Imprimis
- Editor: Douglas A. Jeffrey
- Frequency: monthly
- Format: online and print
- Publisher: Center for Constructive Alternatives, Hillsdale College
- Paid circulation: Free
- Founded: 1972 [1976]
- Based in: Hillsdale, Michigan
- Website: https://imprimis.hillsdale.edu/
- ISSN: 0277-8432
- OCLC: 939819107

= Imprimis =

Monthly speech digest

Imprimis is the monthly speech digest of Hillsdale College, published by the Center for Constructive Alternatives. Salon.com described it as "the most influential conservative publication you've never heard of." Its name is Latin, meaning both 'in the first place' and the second person singular of the verb to print.

==History==

Imprimis was founded in 1972 by Clark Durant and George Roche III as a free alumni service. Lew Rockwell was an early editor. Hillsdale's then-President George Roche III initially sent 1,000 issues to "friends of the College." The publication improved Hillsdale's name recognition and did "wonders for out-of-state enrollment" as its circulation "ballooned." By the 1980s, Imprimis and Hillsdale were "closely associated with intellectual ferment on the right".

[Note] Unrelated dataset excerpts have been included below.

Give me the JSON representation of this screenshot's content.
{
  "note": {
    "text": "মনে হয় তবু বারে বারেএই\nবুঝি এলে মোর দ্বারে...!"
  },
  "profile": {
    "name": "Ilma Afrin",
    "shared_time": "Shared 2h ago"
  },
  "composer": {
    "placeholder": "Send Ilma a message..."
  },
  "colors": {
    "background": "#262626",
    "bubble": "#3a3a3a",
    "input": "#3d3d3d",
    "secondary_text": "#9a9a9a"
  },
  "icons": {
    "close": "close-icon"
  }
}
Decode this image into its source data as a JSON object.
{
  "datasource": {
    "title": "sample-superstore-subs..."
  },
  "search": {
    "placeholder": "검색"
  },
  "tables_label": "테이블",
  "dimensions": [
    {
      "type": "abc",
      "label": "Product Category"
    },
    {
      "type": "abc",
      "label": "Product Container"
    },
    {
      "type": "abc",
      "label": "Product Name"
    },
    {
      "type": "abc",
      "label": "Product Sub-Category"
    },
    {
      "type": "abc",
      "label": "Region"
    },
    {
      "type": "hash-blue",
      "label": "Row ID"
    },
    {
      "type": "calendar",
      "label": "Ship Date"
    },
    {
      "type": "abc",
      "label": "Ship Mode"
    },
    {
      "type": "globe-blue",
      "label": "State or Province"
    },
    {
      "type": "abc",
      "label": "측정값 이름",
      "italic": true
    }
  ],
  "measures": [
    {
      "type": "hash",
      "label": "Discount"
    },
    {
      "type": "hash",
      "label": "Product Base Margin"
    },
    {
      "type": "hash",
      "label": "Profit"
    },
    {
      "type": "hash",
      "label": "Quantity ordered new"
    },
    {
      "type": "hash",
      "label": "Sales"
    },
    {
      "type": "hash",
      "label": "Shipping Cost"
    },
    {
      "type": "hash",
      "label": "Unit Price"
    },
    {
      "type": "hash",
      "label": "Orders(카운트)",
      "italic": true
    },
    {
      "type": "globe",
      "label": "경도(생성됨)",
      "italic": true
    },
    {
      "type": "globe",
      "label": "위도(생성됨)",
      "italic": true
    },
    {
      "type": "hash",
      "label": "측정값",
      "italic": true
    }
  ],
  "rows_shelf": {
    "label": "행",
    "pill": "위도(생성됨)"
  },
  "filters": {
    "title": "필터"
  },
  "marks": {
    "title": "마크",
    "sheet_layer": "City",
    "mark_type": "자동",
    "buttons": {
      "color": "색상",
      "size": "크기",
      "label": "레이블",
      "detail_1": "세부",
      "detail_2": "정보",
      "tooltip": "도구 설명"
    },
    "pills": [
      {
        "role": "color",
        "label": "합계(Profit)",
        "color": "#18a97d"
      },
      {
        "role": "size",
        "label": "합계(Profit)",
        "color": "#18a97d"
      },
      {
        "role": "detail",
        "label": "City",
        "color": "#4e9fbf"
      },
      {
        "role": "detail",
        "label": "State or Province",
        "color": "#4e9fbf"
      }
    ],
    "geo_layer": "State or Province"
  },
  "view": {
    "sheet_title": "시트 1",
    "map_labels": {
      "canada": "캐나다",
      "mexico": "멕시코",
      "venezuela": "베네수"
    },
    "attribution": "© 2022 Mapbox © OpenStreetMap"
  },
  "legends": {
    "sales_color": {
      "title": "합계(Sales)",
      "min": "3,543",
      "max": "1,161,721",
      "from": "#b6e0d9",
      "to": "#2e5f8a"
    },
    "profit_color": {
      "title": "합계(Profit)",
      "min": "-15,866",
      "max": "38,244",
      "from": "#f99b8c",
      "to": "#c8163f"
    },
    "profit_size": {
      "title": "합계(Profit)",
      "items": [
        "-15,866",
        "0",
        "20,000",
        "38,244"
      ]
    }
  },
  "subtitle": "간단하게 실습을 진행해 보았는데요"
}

Hillsdale College claims that Imprimiss readership has grown to over 6.8 million as of 2025. It is a free publication but encourages donations. Distribution is no longer limited to alumni.

Imprimiss content consists almost entirely of edited transcripts of speeches delivered by conservative movement leaders at Hillsdale-sponsored events.

In 1991, the dean at Boston University, H. Joachim Maitre, was accused of plagiarizing an Imprimis article by Michael Medved in a commencement address, which led to Maitre's resignation.

Contributors to Imprimis have included Jeb Bush, Ward Connerly, Dinesh D'Souza, Milton Friedman, Victor Davis Hanson, Jack Kemp, Irving Kristol, Rush Limbaugh, Bjorn Lomborg, David McCullough, Richard John Neuhaus, Sarah Palin, Ronald Reagan, Jason L. Riley, Margaret Thatcher, Clarence Thomas, and Tom Wolfe.

== Reception ==
Imprimis has been praised by conservatives. For instance, Walter E. Williams wrote that Imprimis is "Hillsdale's way of sharing the ideas of the many distinguished speakers invited to their campus. And, I might add, Hillsdale College is one of the few colleges where students get a true liberal arts education, absent the nonsense seen on many campuses."

In contrast, Mark W. Powell, writing in the Toledo Blade, criticized Imprimis for eschewing fact-checking and failing to issue editorial corrections, which he described as part of a pattern of "cavalierism with facts to drive political points." Jordan Smith of Salon offered similar criticisms, citing a piece by Republican representative Paul Ryan that he said repeated a "widely discredited assertion" regarding health care rationing under Obama's health insurance reforms. Kevin D. Williamson at National Review argued that speech transcripts ordinarily aren't fact-checked or verified for the truth of their claims.